Monday, October 23, 2006

New features!

Everyone loves new features. We've rolled out a number of them this weekend, with more on the way soon.

Recently-added features include:
∞ Links to "archive" pages for the current and previous day
∞ Each update during the day has a named update "edition"
∞ A number of changes on the backend that you can't tell are there

The point of naming the editions will make it more obvious the schedule of updating the front page, and I hope that it will encourage people to visit the site more often since it will be more obvious when the site will contain new updates during the day.

Friday, October 20, 2006

Yummy RAM chips

The little old dinky server I'm using as a spider is going down for a badly-needed RAM infusion. The main link tables in the database have grown extremely large and crawls take 3 or 4 times as long as they used to probably because of this.

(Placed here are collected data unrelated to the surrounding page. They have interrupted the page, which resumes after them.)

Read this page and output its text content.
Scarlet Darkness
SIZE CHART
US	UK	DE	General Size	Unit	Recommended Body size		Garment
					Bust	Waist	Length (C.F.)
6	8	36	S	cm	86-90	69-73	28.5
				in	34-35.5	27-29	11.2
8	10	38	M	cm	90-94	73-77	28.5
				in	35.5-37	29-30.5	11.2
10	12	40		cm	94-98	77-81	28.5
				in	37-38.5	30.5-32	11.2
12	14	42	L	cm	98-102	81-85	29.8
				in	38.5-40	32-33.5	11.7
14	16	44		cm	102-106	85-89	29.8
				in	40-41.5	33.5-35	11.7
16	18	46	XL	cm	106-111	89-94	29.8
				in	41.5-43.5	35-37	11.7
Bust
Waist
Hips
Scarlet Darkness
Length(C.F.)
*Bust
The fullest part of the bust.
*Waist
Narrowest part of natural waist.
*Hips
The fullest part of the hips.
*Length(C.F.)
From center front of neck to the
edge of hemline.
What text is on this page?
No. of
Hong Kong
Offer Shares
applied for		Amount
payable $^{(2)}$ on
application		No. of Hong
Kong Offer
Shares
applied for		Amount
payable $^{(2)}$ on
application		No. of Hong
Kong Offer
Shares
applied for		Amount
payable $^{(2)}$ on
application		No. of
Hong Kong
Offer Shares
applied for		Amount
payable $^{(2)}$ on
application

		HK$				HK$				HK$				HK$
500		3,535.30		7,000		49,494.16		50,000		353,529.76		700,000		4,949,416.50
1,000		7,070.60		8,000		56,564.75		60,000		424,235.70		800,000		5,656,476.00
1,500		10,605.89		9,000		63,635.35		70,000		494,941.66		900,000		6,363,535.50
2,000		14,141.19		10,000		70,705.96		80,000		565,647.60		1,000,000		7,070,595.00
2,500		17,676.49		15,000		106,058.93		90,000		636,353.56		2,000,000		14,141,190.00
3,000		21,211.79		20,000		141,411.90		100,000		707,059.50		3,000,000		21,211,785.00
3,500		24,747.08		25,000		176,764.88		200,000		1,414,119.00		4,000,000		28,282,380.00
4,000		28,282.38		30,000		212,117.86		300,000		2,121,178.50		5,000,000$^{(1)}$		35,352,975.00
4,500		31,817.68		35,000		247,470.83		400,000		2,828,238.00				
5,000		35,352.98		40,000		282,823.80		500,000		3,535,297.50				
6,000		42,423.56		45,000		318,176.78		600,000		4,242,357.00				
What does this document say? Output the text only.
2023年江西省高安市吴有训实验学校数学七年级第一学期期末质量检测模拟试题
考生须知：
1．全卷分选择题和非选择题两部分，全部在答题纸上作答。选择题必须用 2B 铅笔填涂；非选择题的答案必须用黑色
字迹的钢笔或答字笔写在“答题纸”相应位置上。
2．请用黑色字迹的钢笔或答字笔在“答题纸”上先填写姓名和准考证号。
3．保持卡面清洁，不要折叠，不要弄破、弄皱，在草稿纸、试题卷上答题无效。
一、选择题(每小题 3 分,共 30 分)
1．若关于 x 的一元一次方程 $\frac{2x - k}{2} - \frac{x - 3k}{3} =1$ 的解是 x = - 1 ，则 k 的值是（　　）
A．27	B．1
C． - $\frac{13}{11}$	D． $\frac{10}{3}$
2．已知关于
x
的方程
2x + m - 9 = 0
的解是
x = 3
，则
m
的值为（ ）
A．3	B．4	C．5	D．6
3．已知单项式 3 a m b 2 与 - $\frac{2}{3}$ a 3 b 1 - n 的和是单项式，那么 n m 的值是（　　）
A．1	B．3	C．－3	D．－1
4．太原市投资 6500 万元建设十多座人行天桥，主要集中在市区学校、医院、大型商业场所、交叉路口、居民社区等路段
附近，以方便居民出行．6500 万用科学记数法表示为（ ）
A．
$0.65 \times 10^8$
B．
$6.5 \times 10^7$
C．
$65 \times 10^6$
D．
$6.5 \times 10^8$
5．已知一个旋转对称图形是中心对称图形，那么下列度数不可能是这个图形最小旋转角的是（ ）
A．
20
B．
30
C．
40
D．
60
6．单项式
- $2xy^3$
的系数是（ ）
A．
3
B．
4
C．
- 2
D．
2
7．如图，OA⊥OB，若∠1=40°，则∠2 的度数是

... God bless RAM. More generally, God bless Moore's Law. A good complement for a visiting foreigner should be, "May the RAM in your country be cheap and plentiful." We're living that dream today.

Tuesday, October 17, 2006

Update schedule

How often are updates posted to BlogRevolution?

Currently crawl cycles are taken once every 4 hours, and new updates are computed once every 3 hours.

The exact formulas and thresholds used for updates are something that I'm constantly tinkering with. Almost certainly this schedule is going to change, likely I'll make it so that updates are only sent after a crawl cycle is complete. Running extra updates in the middle of a cycle usually doesn't add much, and sometimes it completely messes up as was the case a few minutes ago when only one item was on the front page.

Monday, October 16, 2006

First post

Welcome to the offical BlogRevolution blog!

BlogRevolution is something I've been working on quietly for 4 (5?) months now. Since then it has grown enormously in complexity and size, and appears to have a small number of regular users.

I'm really excited about BlogRevolution because it works so well. I check it myself every day.

There's a lot of new features coming down the pike, and though it pains me to admit it, several bugs that need fixing.

So that's my little introduction. I hope you enjoy BlogRevolution as much as I do.